Here are some of the key takeaways of exam findings to consider at your own financial institution:
1) Risk Assessments
- They are not robust enough and need a deeper dive into all aspects of institutional risk.
- They are not supported by transactional data. Remember, it’s not fact unless you can prove it with data.
- They are not current, especially upon a merger or acquisition.
- Institutions are not coming to the conclusion for the true risk of the institution. Are you too close?
2) Suspicious Activity Monitoring
- Institutions are not staffing sufficiently, resulting in alerts not worked in a timely manner. As they noted, 30 days is too long before sending alert to case.

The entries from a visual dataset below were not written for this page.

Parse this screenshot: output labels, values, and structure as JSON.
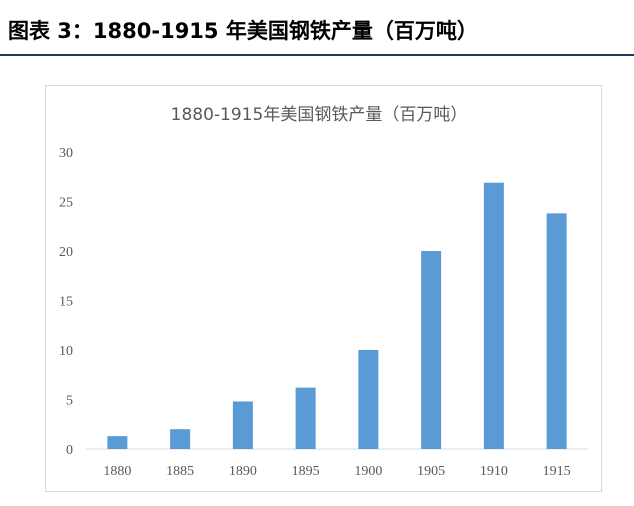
{
  "figure": {
    "caption": "图表 3：1880-1915 年美国钢铁产量（百万吨）"
  },
  "colors": {
    "bar": "#5b9bd5",
    "caption_rule": "#1f3864",
    "axis_text": "#595959",
    "baseline": "#d9d9d9"
  },
  "chart_data": {
    "type": "bar",
    "title": "1880-1915年美国钢铁产量（百万吨）",
    "xlabel": "",
    "ylabel": "",
    "categories": [
      "1880",
      "1885",
      "1890",
      "1895",
      "1900",
      "1905",
      "1910",
      "1915"
    ],
    "values": [
      1.3,
      2.0,
      4.8,
      6.2,
      10.0,
      20.0,
      26.9,
      23.8
    ],
    "ylim": [
      0,
      30
    ],
    "yticks": [
      "0",
      "5",
      "10",
      "15",
      "20",
      "25",
      "30"
    ],
    "grid": false,
    "legend": "none"
  }
}
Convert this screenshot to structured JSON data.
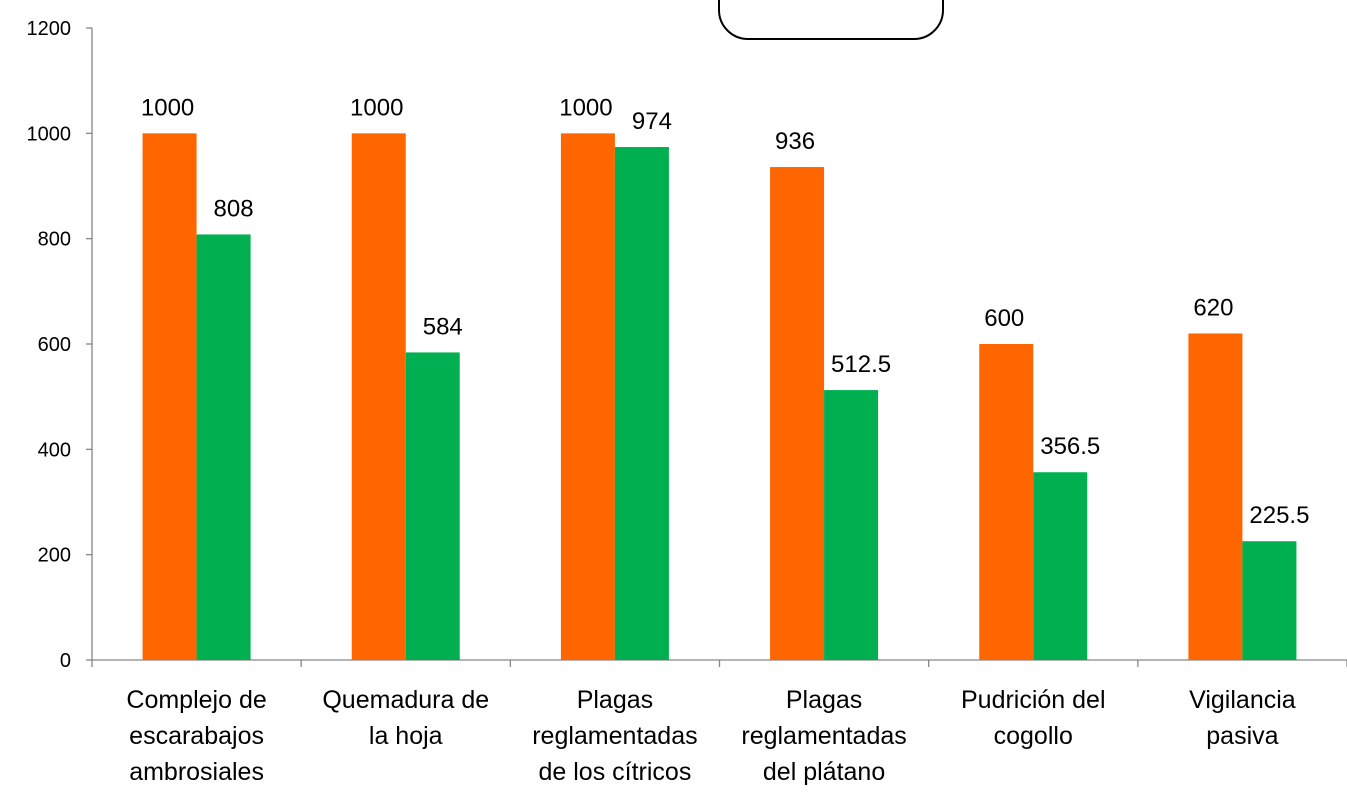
{
  "chart_data": {
    "type": "bar",
    "title": "",
    "xlabel": "",
    "ylabel": "",
    "ylim": [
      0,
      1200
    ],
    "yticks": [
      0,
      200,
      400,
      600,
      800,
      1000,
      1200
    ],
    "grid": false,
    "legend": "top-center",
    "categories": [
      [
        "Complejo de",
        "escarabajos",
        "ambrosiales"
      ],
      [
        "Quemadura de",
        "la hoja"
      ],
      [
        "Plagas",
        "reglamentadas",
        "de los cítricos"
      ],
      [
        "Plagas",
        "reglamentadas",
        "del plátano"
      ],
      [
        "Pudrición del",
        "cogollo"
      ],
      [
        "Vigilancia",
        "pasiva"
      ]
    ],
    "series": [
      {
        "color": "#ff6600",
        "values": [
          1000,
          1000,
          1000,
          936,
          600,
          620
        ]
      },
      {
        "color": "#00b050",
        "values": [
          808,
          584,
          974,
          512.5,
          356.5,
          225.5
        ]
      }
    ],
    "data_labels": [
      [
        "1000",
        "1000",
        "1000",
        "936",
        "600",
        "620"
      ],
      [
        "808",
        "584",
        "974",
        "512.5",
        "356.5",
        "225.5"
      ]
    ]
  }
}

- Adjusting your AML system parameters to meet the number of alerts current staff can work is not acceptable. You need to appropriately staff for the number of alerts you receive.
- Institutions provide insufficient documentation on why an alert or case was cleared as not suspicious.
- Your AML system is not optimized; too many false alerts or too few alerts suggests possible undetected suspicious activity.
- Insufficient risk scoring of higher risk countries
- Executive management is often found not “walking the walk.”
- The tone in the middle must be compliance supportive, not only from executive management but for all lines of business
- The BSA Officer does not have independent, proper decision-making authority.